Unlock wealth with your name

All of this suggests that cultivating a good reputation (and, generally, being a good person) could provide greater return on investment than most financial investment vehicles. For example, sellers on eBay with a good reputation tend to sell items at a higher price. And people who contribute to open source projects, like Linux, can translate their reputation-building contributions into lucrative jobs.

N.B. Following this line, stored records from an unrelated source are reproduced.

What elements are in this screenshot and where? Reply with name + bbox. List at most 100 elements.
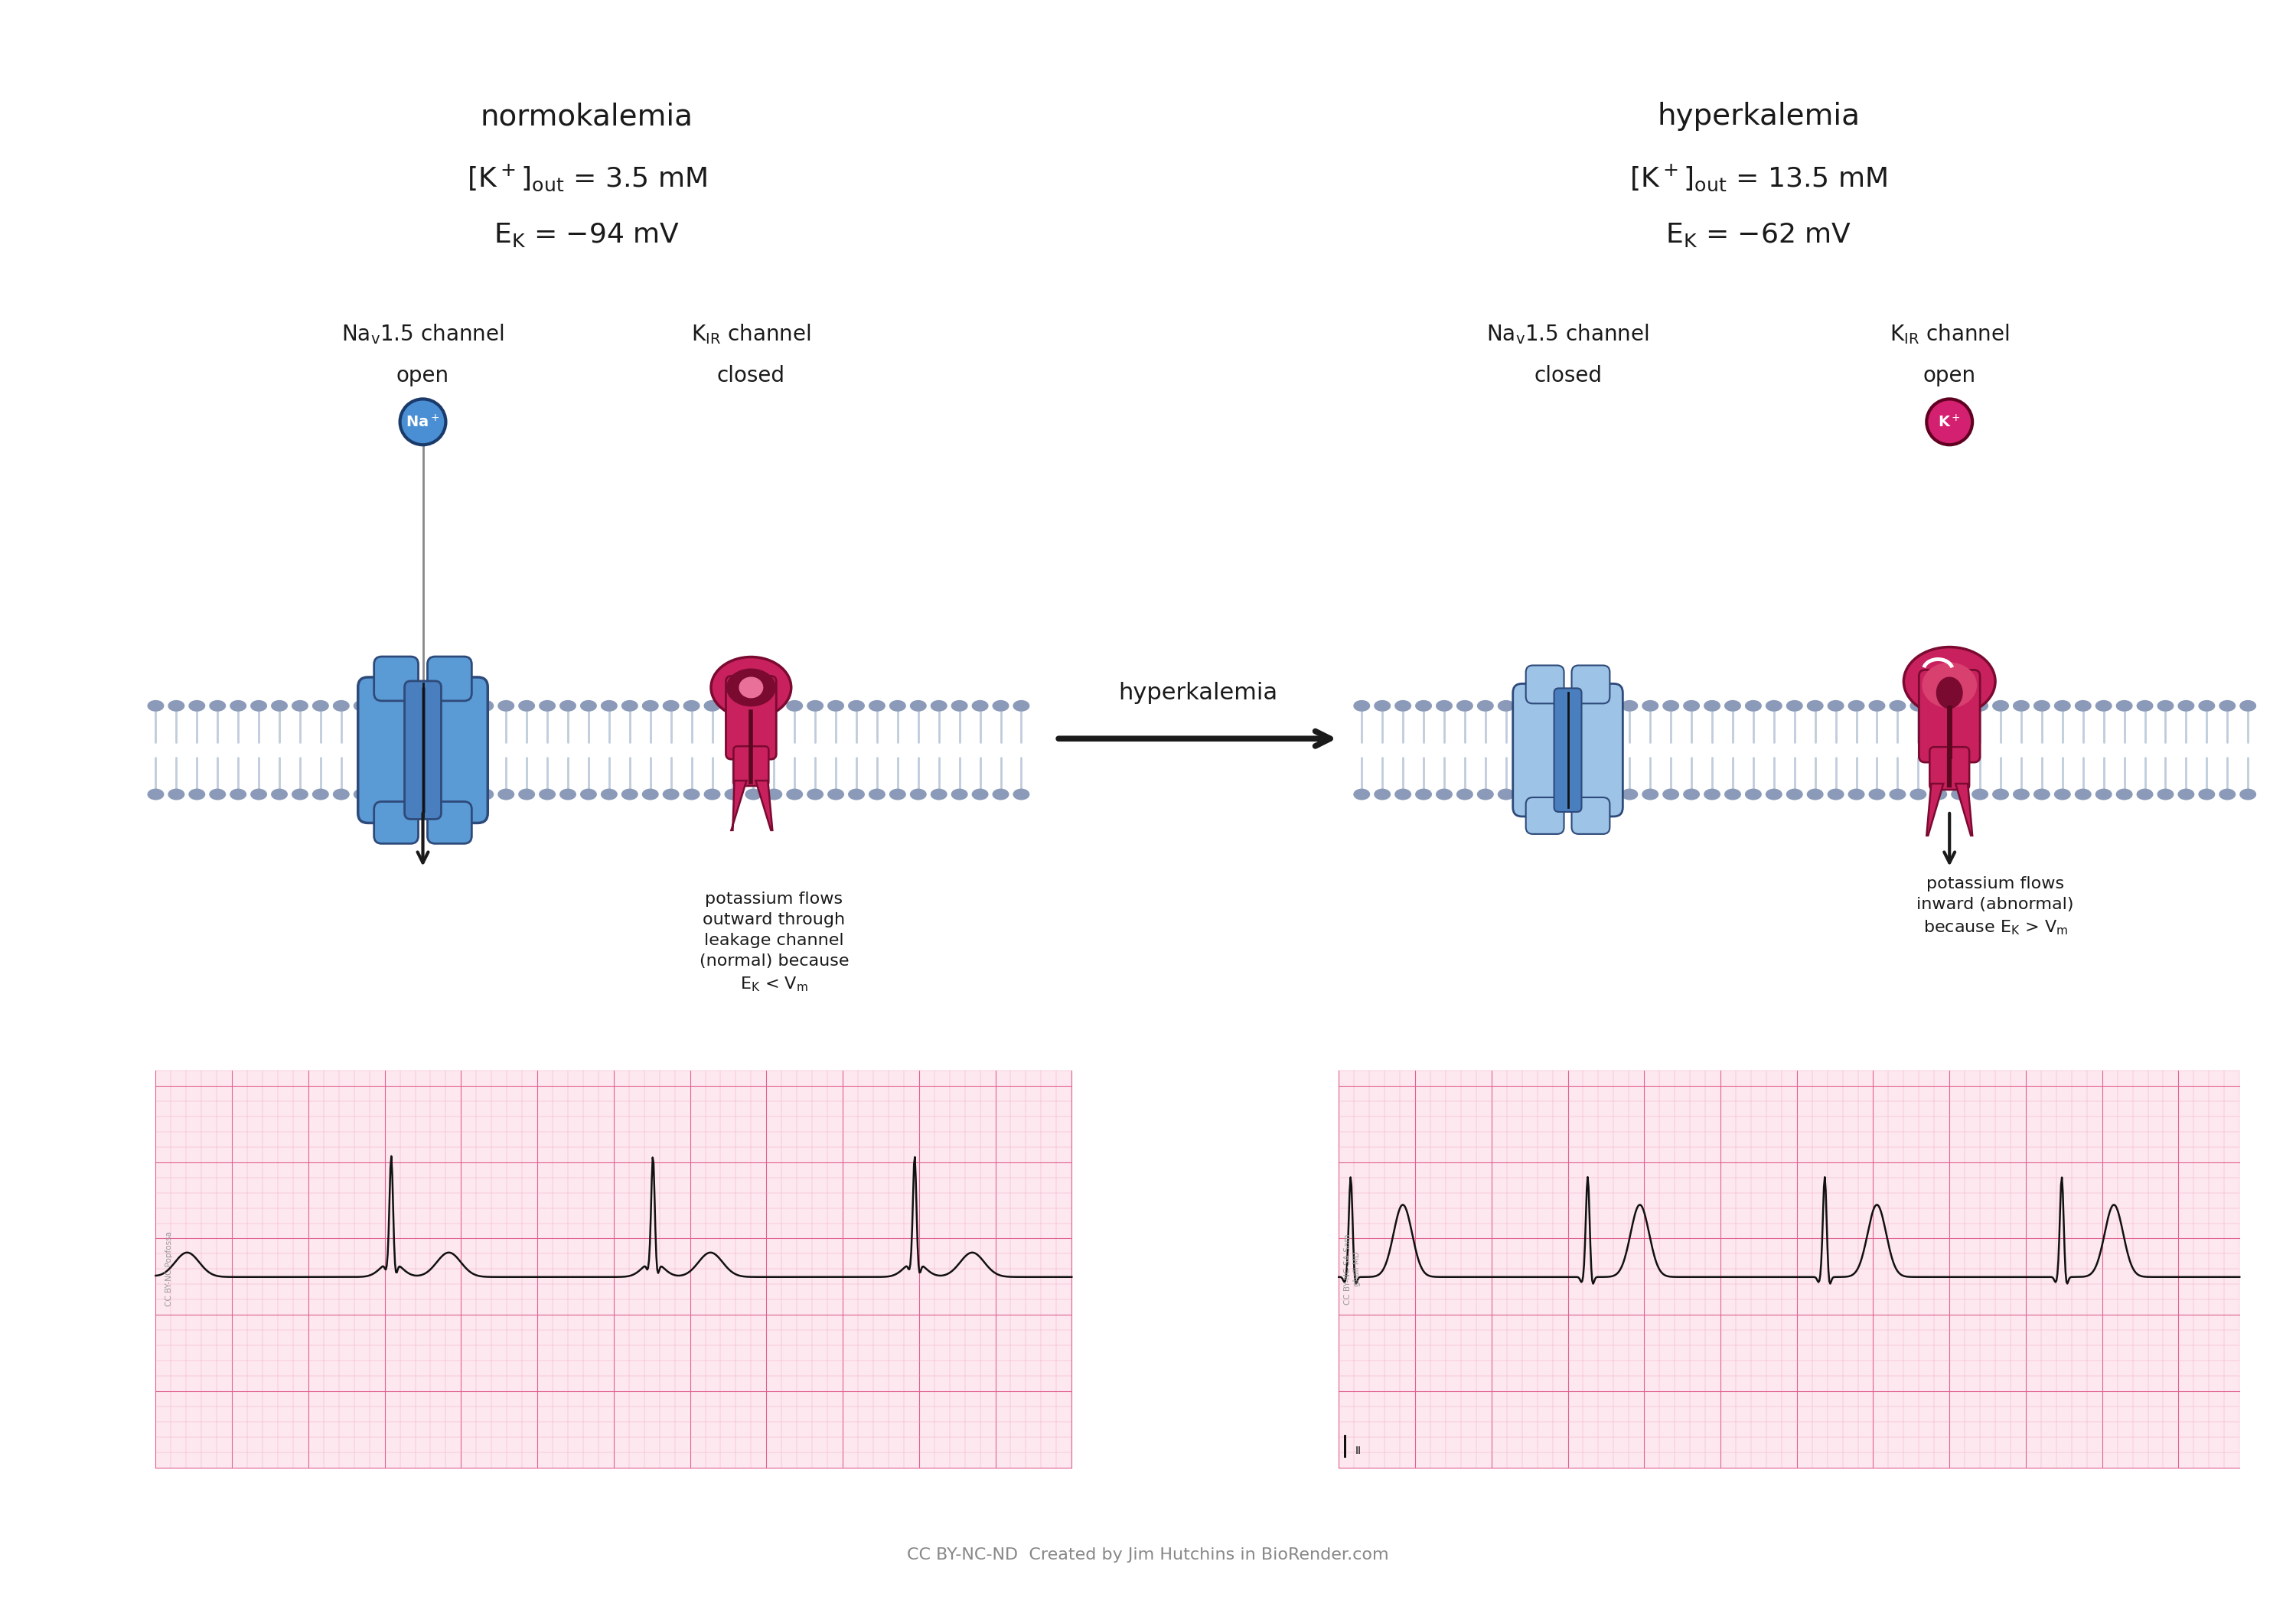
Ellipse shape: [1869, 701, 1885, 712]
Ellipse shape: [395, 789, 411, 800]
Polygon shape: [1956, 784, 1972, 836]
Ellipse shape: [1559, 701, 1577, 712]
Bar: [1339, 1070, 2239, 1467]
Text: potassium flows
outward through
leakage channel
(normal) because
E$_\mathregular: potassium flows outward through leakage …: [700, 892, 850, 993]
FancyBboxPatch shape: [1580, 683, 1623, 816]
Ellipse shape: [643, 701, 659, 712]
Ellipse shape: [2076, 701, 2092, 712]
Ellipse shape: [951, 789, 969, 800]
Ellipse shape: [436, 789, 452, 800]
Polygon shape: [730, 781, 746, 831]
Ellipse shape: [1013, 789, 1029, 800]
FancyBboxPatch shape: [358, 677, 406, 823]
Ellipse shape: [2055, 789, 2071, 800]
Ellipse shape: [847, 789, 866, 800]
Text: $[\mathregular{K}^+]_{\mathregular{out}}$ = 3.5 mM: $[\mathregular{K}^+]_{\mathregular{out}}…: [466, 162, 707, 193]
Ellipse shape: [1683, 789, 1699, 800]
Ellipse shape: [2197, 701, 2216, 712]
Ellipse shape: [1683, 701, 1699, 712]
Ellipse shape: [2177, 701, 2195, 712]
Ellipse shape: [1414, 789, 1433, 800]
Ellipse shape: [827, 701, 845, 712]
Ellipse shape: [1848, 789, 1864, 800]
Ellipse shape: [602, 789, 618, 800]
Ellipse shape: [230, 701, 246, 712]
Ellipse shape: [2096, 701, 2112, 712]
Circle shape: [400, 399, 445, 445]
Ellipse shape: [723, 701, 742, 712]
Ellipse shape: [1704, 789, 1720, 800]
Ellipse shape: [1476, 789, 1495, 800]
Ellipse shape: [1704, 701, 1720, 712]
Ellipse shape: [1786, 789, 1802, 800]
Ellipse shape: [230, 789, 246, 800]
Ellipse shape: [2239, 789, 2257, 800]
Bar: [156, 1070, 1072, 1467]
Ellipse shape: [188, 789, 204, 800]
Ellipse shape: [1373, 701, 1391, 712]
Ellipse shape: [374, 789, 390, 800]
Ellipse shape: [2055, 701, 2071, 712]
Text: $[\mathregular{K}^+]_{\mathregular{out}}$ = 13.5 mM: $[\mathregular{K}^+]_{\mathregular{out}}…: [1630, 162, 1887, 193]
Ellipse shape: [1373, 789, 1391, 800]
Ellipse shape: [374, 701, 390, 712]
Ellipse shape: [868, 701, 886, 712]
Ellipse shape: [1745, 789, 1761, 800]
Ellipse shape: [1922, 662, 1977, 709]
Ellipse shape: [992, 701, 1008, 712]
Ellipse shape: [147, 789, 163, 800]
Ellipse shape: [1414, 701, 1433, 712]
Ellipse shape: [739, 677, 762, 697]
Ellipse shape: [1972, 789, 1988, 800]
Ellipse shape: [581, 701, 597, 712]
Text: open: open: [397, 365, 450, 387]
Ellipse shape: [744, 789, 762, 800]
FancyBboxPatch shape: [374, 802, 418, 844]
Ellipse shape: [457, 789, 473, 800]
Ellipse shape: [806, 789, 824, 800]
Ellipse shape: [847, 701, 866, 712]
Ellipse shape: [705, 701, 721, 712]
Text: Na$_\mathregular{v}$1.5 channel: Na$_\mathregular{v}$1.5 channel: [342, 323, 505, 346]
Ellipse shape: [478, 789, 494, 800]
Ellipse shape: [2158, 789, 2174, 800]
Ellipse shape: [1394, 789, 1412, 800]
FancyBboxPatch shape: [1573, 665, 1609, 704]
Text: CC BY-NC-SA Sam
ghali MD: CC BY-NC-SA Sam ghali MD: [1343, 1234, 1362, 1305]
Ellipse shape: [1456, 789, 1474, 800]
Ellipse shape: [1993, 789, 2009, 800]
Ellipse shape: [1642, 701, 1658, 712]
Ellipse shape: [2197, 789, 2216, 800]
FancyBboxPatch shape: [427, 802, 471, 844]
Ellipse shape: [1538, 789, 1557, 800]
Ellipse shape: [1724, 701, 1740, 712]
FancyBboxPatch shape: [1527, 665, 1564, 704]
Ellipse shape: [250, 789, 266, 800]
Ellipse shape: [785, 789, 804, 800]
Ellipse shape: [1559, 789, 1577, 800]
Ellipse shape: [2034, 701, 2050, 712]
Text: $\mathregular{E}_{\mathregular{K}}$ = $-$94 mV: $\mathregular{E}_{\mathregular{K}}$ = $-…: [494, 222, 680, 249]
Text: CC BY-NC Popfossa: CC BY-NC Popfossa: [165, 1231, 172, 1306]
Ellipse shape: [744, 701, 762, 712]
Ellipse shape: [622, 789, 638, 800]
Ellipse shape: [684, 701, 700, 712]
Ellipse shape: [312, 789, 328, 800]
Ellipse shape: [2096, 789, 2112, 800]
Ellipse shape: [1352, 701, 1371, 712]
Ellipse shape: [2177, 789, 2195, 800]
Ellipse shape: [723, 789, 742, 800]
FancyBboxPatch shape: [427, 657, 471, 701]
FancyBboxPatch shape: [726, 677, 776, 759]
Ellipse shape: [436, 701, 452, 712]
Ellipse shape: [1828, 789, 1844, 800]
Ellipse shape: [2117, 701, 2133, 712]
Ellipse shape: [354, 789, 370, 800]
Ellipse shape: [1352, 789, 1371, 800]
Ellipse shape: [292, 701, 308, 712]
Ellipse shape: [1518, 789, 1536, 800]
Ellipse shape: [1972, 701, 1988, 712]
FancyBboxPatch shape: [374, 657, 418, 701]
Ellipse shape: [684, 789, 700, 800]
Ellipse shape: [168, 701, 184, 712]
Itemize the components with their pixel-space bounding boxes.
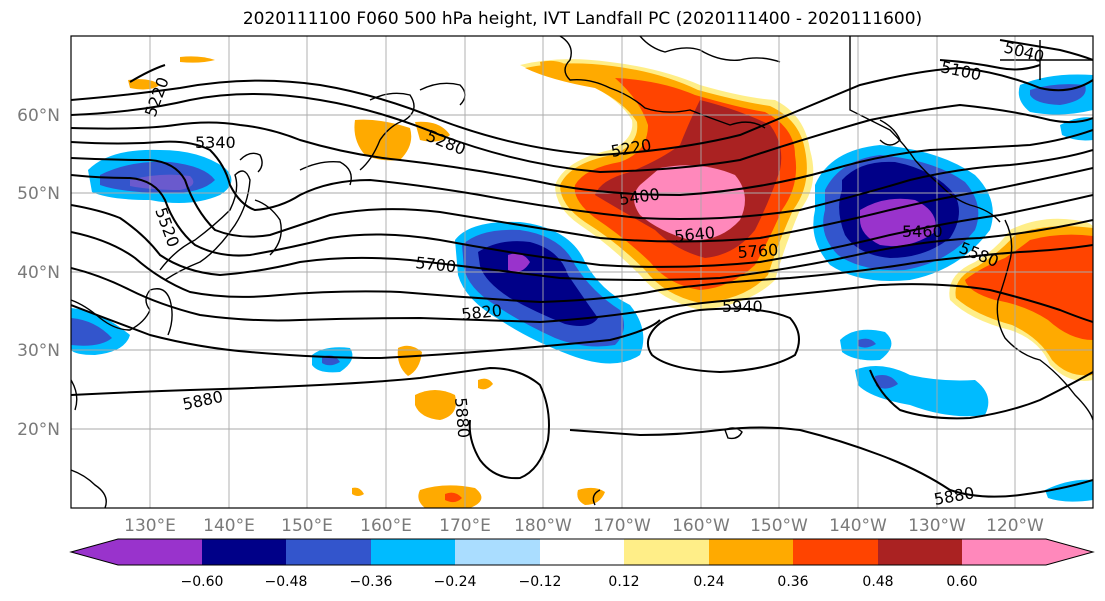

Let’s take a more concrete example. Imagine you put $1,000 today into an impossibly high-interest 12-month investment. Go nuts and imagine 10%, even though the highest guaranteed 12-month investment you’re likely to get with any bank right now is less than 2% in Canada. One year from now, you’d have yourself an extra $100. Which is about the cost of a one-night stay in a Cyprus hotel. Cultivate a reputation on CouchSurfing like my sister, however, and you could get yourself a weekend’s accommodation free, with food and, in at least one case, a car. Which, even just considering a two-night stay, is worth at least twice as much as your unrealistically high 10% interest return. Better yet, you need no principal (unless you want to build your reputation by hosting guests), meaning all you need to invest is your time.

So clearly, your reputation is worth something. Build it up. And try not to max it out.